2) MBAs without Borders -an initiative of Pyxera Global that embeds MBA’s business acumen and professional skills in local non-governmental organizations, social enterprises and bi- and multilateral development programs Through long-term technical assistance and market-based strategies, MBAs Without Borders Advisors enable enterprises, government agencies, and civil society organizations in emerging and frontier markets to acquire, utilize, and adapt the latest management tools and techniques needed to strengthen institutional capacity, improve service provision and support systemic change.
3)Clowns without Borders – offers laughter to relieve the suffering of all persons, especially children, who live in areas of crisis including refugee camps, conflict zones and territories in situations of emergency. We bring levity, contemporary clown/circus oriented performances and workshops into communities so that they can celebrate together and forget for a moment the tensions that darken their daily lives.
4) Architects without Borders – provides ecologically sensitive + culturally appropriate design assistance to communities in need locally and abroad.
5) Reporters without Borders – Founded in 1985 has two main areas of activity, one focused on Internet Censorship and the New Media, and the other devoted to providing material, financial and psychological assistance to journalists assigned to dangerous areas.
6) Teachers without Borders – connects teachers to information and each other to create local change on a global scale.
7) Acupuncturists without Borders – vision is to foster the creation of stable, peaceful global communities through its community-based acupuncture services and training which interrupt the cycles of unresolved trauma.

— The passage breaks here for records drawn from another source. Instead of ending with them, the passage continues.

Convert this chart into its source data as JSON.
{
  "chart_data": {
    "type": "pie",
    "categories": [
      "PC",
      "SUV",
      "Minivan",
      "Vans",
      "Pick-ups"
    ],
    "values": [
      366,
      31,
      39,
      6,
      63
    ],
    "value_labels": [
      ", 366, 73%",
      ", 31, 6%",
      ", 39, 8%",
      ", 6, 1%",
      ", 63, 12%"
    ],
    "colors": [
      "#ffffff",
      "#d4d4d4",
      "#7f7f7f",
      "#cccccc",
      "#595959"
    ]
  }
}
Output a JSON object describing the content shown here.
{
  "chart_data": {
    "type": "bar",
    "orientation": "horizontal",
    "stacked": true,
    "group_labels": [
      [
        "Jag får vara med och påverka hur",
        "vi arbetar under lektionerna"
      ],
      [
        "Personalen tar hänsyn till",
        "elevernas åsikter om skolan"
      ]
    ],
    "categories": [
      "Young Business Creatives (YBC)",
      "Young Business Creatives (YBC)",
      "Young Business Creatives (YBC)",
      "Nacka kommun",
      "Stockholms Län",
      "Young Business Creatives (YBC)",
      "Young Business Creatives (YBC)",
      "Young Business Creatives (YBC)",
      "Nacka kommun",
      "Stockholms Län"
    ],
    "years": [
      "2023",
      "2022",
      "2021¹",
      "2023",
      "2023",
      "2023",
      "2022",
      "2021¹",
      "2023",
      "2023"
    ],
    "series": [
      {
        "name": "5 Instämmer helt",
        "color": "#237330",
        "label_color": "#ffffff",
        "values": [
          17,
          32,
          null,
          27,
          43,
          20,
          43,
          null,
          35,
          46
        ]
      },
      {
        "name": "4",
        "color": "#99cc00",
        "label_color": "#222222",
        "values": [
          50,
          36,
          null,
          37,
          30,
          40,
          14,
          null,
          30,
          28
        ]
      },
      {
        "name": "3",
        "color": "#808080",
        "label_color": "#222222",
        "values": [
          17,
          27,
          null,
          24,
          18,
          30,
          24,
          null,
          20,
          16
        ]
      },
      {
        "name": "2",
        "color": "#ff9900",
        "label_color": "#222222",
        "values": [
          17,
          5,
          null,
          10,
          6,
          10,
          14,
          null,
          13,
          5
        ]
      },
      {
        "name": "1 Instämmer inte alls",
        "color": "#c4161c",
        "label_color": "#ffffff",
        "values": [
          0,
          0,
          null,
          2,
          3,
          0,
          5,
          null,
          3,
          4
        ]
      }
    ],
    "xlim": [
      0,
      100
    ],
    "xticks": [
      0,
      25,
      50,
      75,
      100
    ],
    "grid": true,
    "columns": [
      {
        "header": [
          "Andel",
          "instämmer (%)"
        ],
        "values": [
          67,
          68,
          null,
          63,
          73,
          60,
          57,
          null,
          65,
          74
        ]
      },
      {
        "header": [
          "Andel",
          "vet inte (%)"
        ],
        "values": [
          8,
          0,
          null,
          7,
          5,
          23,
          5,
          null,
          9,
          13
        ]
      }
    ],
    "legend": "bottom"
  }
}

8) Engineers without Borders – is a nonprofit humanitarian organization established to support community-driven development programs worldwide through partnerships that design and implement sustainable engineering projects, while creating transformative experiences that enrich global perspectives and create responsible leaders.
9) Avocats Sans Frontieres – is an international NGO specialised in defending human rights and supporting justice.
10) Bankers without Borders – on a mission to end abject poverty around the world by powering a global “skillanthropy” movement. We harness the skills and services of the world’s brightest minds and institutions to accelerate the progress of social entrepreneurs dedicated to connecting the poor to their potential.
11) Women Without Borders – brings together courageous and determined women to create a new female security paradigm. We advocate for a future without fear, suppression and violence.
12) Awesome Without Borders – The Awesome Foundation distributes a series of monthly $1,000 grants to projects and their creators. Do you have a zany, over-the-top, “no one will ever fund this because it’s too crazy” kind of idea? You’re in the right place! From Buffalo to Zimbabwe, we’ve supported an installation that lit up the Arizona Canal, a magazine controlled by its readers, and a street-side ball pit that encourages connectedness. There is awesome lurking in every corner. Our job is to find and fund it.